Maple syrup gives a subtle depth of flavor and natural sweetness, but you can swap it for honey or agave nectar if preferred for different flavor profiles.
Final Thoughts
Making this Healthy Banana Waffles Recipe is like inviting a warm hug to your breakfast table. It’s nourishing, tasty, and surprisingly simple to pull together, making it a perfect recipe for those weekend mornings when you want something special but wholesome. I encourage you to whip up a batch and enjoy the delightful scent and taste of fresh waffles that are just as good for your body as they are for your soul.
Print
Healthy Banana Waffles Recipe
- Prep Time: 15 minutes
- Cook Time: 15 minutes
- Total Time: 30 minutes
- Yield: 6 waffles (serves 6)
- Category: Breakfast
- Method: Baking
- Cuisine: American
- Diet: Low Fat
Description
These Healthy Banana Waffles are a delicious and nutritious twist on a classic breakfast favorite. Made with whole wheat flour, mashed bananas, and low-fat buttermilk, they deliver a perfect balance of flavor and wholesomeness. Lightened by whipped egg whites and naturally sweetened with maple syrup, these waffles have a crispy exterior and a fluffy, tender interior. Ideal for a wholesome morning meal or weekend brunch, they are easy to prepare with simple pantry ingredients and a waffle iron.
Ingredients
Dry Ingredients
- 1 3/4 cups whole wheat flour
- 1/4 cup cornstarch
- 2 teaspoons baking powder
- 1/2 teaspoon ground cinnamon
- 1/2 teaspoon salt
Wet Ingredients
- 2 large eggs (separated)
- 1 1/3 cups low fat buttermilk
- 1 large banana (mashed)
- 3 tablespoons oil
- 2 tablespoons maple syrup
- 1 teaspoon vanilla extract
Instructions
- Mix the dry ingredients: In a large bowl, combine the whole wheat flour, cornstarch, baking powder, ground cinnamon, and salt thoroughly to ensure even distribution of the leavening agents and spices.

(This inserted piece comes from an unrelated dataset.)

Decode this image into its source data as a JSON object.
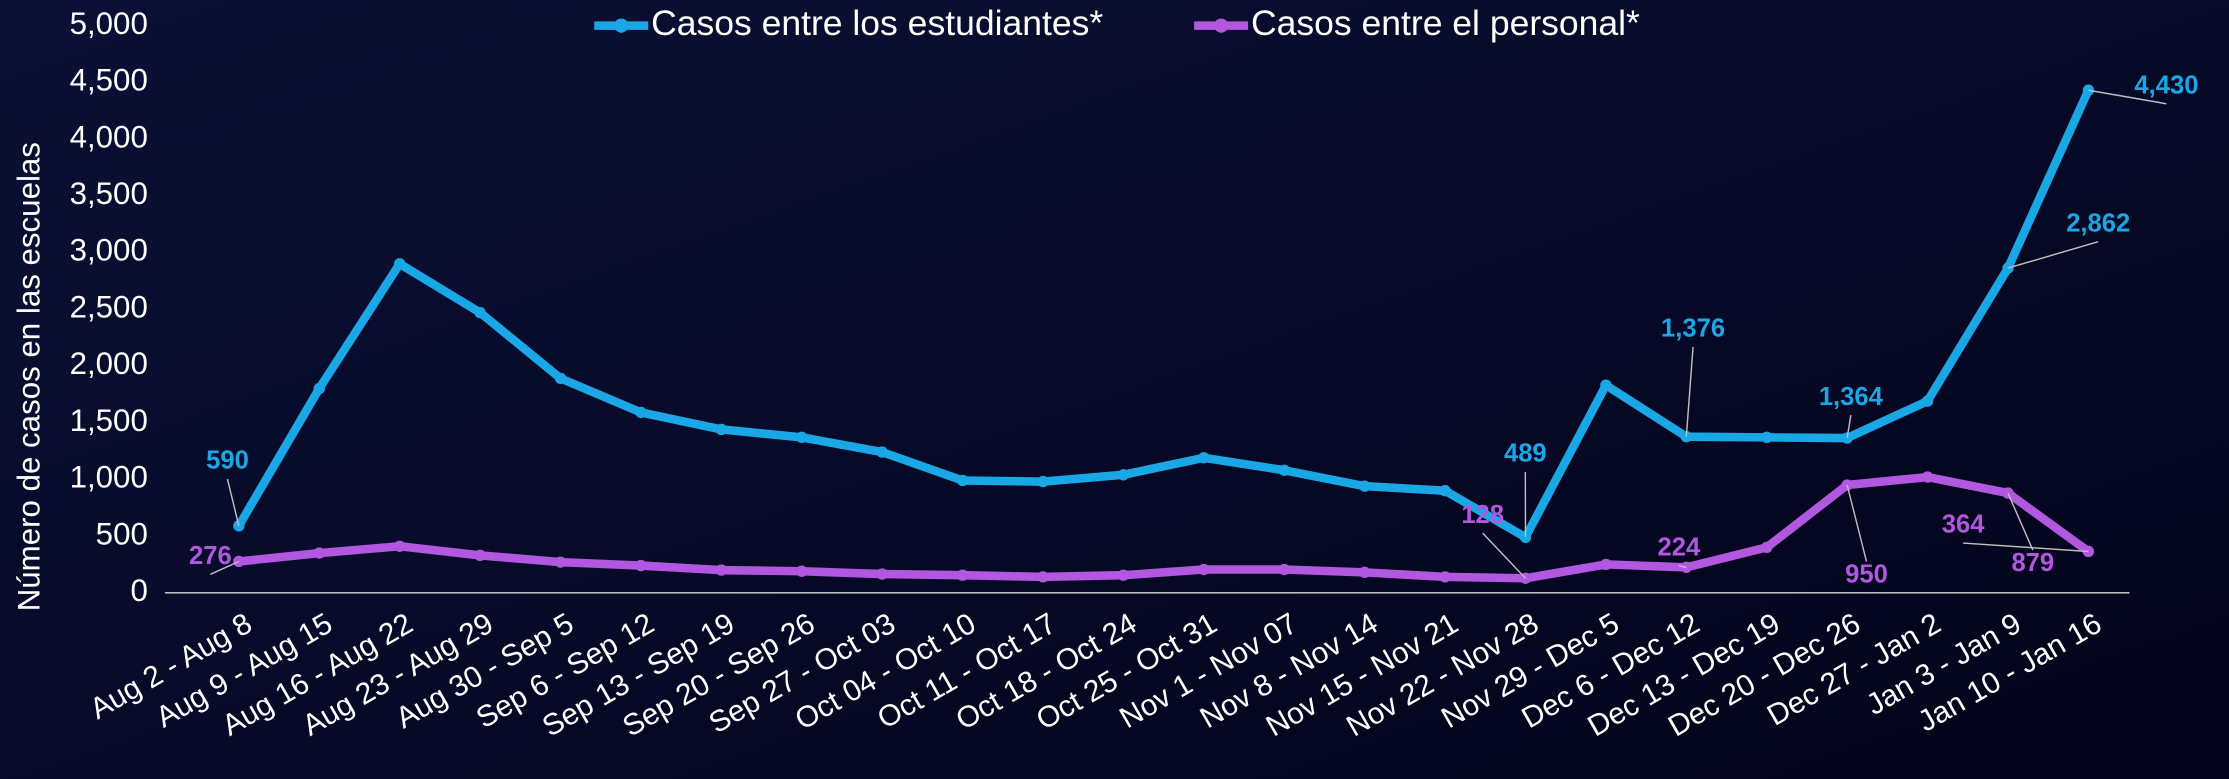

- Mix the wet ingredients: In a separate large measuring jug or bowl, whisk together the egg yolks, low-fat buttermilk, mashed banana, oil, maple syrup, and vanilla extract until the mixture is smooth and well combined.
- Beat the egg whites: Using clean electric beaters, beat the egg whites in a separate bowl until stiff peaks form. This step is crucial for adding lightness and fluffiness to the waffles.
- Make the batter: Gradually pour the wet ingredient mixture into the bowl containing the dry ingredients and stir gently just until combined. Then carefully fold in the beaten egg whites with a spatula, taking care not to overmix so the batter stays airy.
- Bake waffles: Preheat your waffle iron to medium-high heat. Lightly grease the surface before adding batter. Use about 1/4 cup of batter per waffle, scooping it with a cookie scoop for neat portions. Close the lid and cook according to your waffle iron’s instructions until the waffles are golden brown and crisp.
- Serve hot: Remove the waffles promptly and serve immediately while they’re hot and crispy for the best texture and flavor experience.
Notes
- Do not overmix the batter after adding the egg whites to ensure light and fluffy waffles.
- Using whole wheat flour adds fiber and nutrients for a healthier breakfast option.
- Maple syrup adds natural sweetness and can be adjusted or substituted with honey if preferred.
- If you do not have a waffle iron, you could use a stovetop griddle or skillet but the texture will be slightly different.
- These waffles freeze well; reheat in a toaster or oven to restore crispness.